# Happy Birthday Dr Morbius



## Lotus (Nov 12, 2004)

Happy Birthday Dr Morbius


----------



## DeathTouch (Sep 6, 2005)

Happy Birthday Dr. Morbius!


----------



## Hauntiholik (May 17, 2006)

Happy Birthday Doc!!!!


----------



## ScareFX (Aug 18, 2004)

Happy Birthday Doc.


----------



## Wyatt Furr (Jun 5, 2006)

Happy Birthday to you,
Bad singing its true.
You wanted a present,
So I coughed a hairball too........

Its just like potpourri,only fresher......


----------



## Sickie Ickie (Jun 20, 2006)

LOL Congrats for getting through another year Doc!


----------



## Vlad (Aug 2, 2005)

Happy Birthday Doc, enjoy !!


----------



## ScareShack (May 26, 2006)

Happy jolly Birthday Mr. Doc. Hope its a good one!


----------



## HalloweenRick (Nov 25, 2005)

Happy Birthday Doc!


----------



## Brad Green (Jul 29, 2004)

Happy Birthday!


----------



## HibLaGrande (Sep 25, 2005)

whaa naah naah naah naah naah na na... so you say it's your birthday.

Happy Birthday DR M.


----------



## Adam I (Jun 16, 2007)

Happy Birthday


----------



## Bone Dancer (Oct 7, 2005)

Happy Birthday, you old timer you


----------



## Zombie-F (Apr 12, 2004)

Happy birthday to the Doctor. I hope you get every ghoulish gift you want.


----------



## Frighteners Entertainment (Jan 24, 2006)
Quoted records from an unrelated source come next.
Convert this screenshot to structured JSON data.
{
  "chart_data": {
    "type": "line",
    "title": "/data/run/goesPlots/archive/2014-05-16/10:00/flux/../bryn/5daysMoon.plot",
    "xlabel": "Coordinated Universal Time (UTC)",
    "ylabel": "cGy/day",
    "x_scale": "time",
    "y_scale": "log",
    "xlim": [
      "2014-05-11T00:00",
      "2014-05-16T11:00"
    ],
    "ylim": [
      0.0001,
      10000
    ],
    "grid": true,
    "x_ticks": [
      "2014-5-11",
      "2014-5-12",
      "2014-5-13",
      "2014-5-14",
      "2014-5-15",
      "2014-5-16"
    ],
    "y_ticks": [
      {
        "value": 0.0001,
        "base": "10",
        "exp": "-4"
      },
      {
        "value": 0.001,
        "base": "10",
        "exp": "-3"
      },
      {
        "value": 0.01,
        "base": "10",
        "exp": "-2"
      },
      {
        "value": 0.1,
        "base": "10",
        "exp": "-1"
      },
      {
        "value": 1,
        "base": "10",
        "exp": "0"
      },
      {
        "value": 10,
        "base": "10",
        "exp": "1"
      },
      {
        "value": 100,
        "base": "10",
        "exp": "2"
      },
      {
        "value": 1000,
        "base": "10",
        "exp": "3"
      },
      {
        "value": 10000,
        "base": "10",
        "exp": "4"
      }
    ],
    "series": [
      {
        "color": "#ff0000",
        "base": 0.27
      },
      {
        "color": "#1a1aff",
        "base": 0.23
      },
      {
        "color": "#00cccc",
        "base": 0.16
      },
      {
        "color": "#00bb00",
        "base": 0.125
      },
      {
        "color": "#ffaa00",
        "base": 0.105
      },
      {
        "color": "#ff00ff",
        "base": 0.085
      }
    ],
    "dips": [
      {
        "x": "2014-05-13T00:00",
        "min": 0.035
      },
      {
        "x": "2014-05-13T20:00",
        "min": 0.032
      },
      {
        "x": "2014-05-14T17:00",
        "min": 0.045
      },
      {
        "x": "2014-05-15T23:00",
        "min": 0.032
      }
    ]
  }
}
I hope you get your very own proctology kit my good doctor! lol

Hope it's been a great day for you


----------



## Lauriebeast (Feb 27, 2007)

Happy Birthday to you Doc!


----------



## pyro (Oct 7, 2006)

happy birthday doc


----------



## scareme (Aug 29, 2006)

Happy Birthday to you!
Happy Birthday to you!
Happy Birthday dear Doctor!
Happy Birthday to you!


----------



## Ghostess (Aug 21, 2005)

MY GOD YOU'RE OLD!!

Sorry, I just had to... lol Happy Birthday!


----------



## heresjohnny (Feb 15, 2006)

Happy Birthday Doc! 

heresjohnny gives Dr Morbius a case of beer.


----------



## slightlymad (May 25, 2006)

Happy Horror Day Doc


----------



## Dr Morbius (Sep 21, 2004)

Thanks guys! I hadn't had time to log in till now...How nice to see all those messeges!!! I had a great time, and you're birthday wishes made it even better..thanks again!


----------



## slimy (Jul 12, 2006)

Happy belated b day, Doc.


----------



## playfx (Mar 10, 2007)

Happy Belated Birthday!


----------



## kevin242 (Sep 30, 2005)

Happy Happy


----------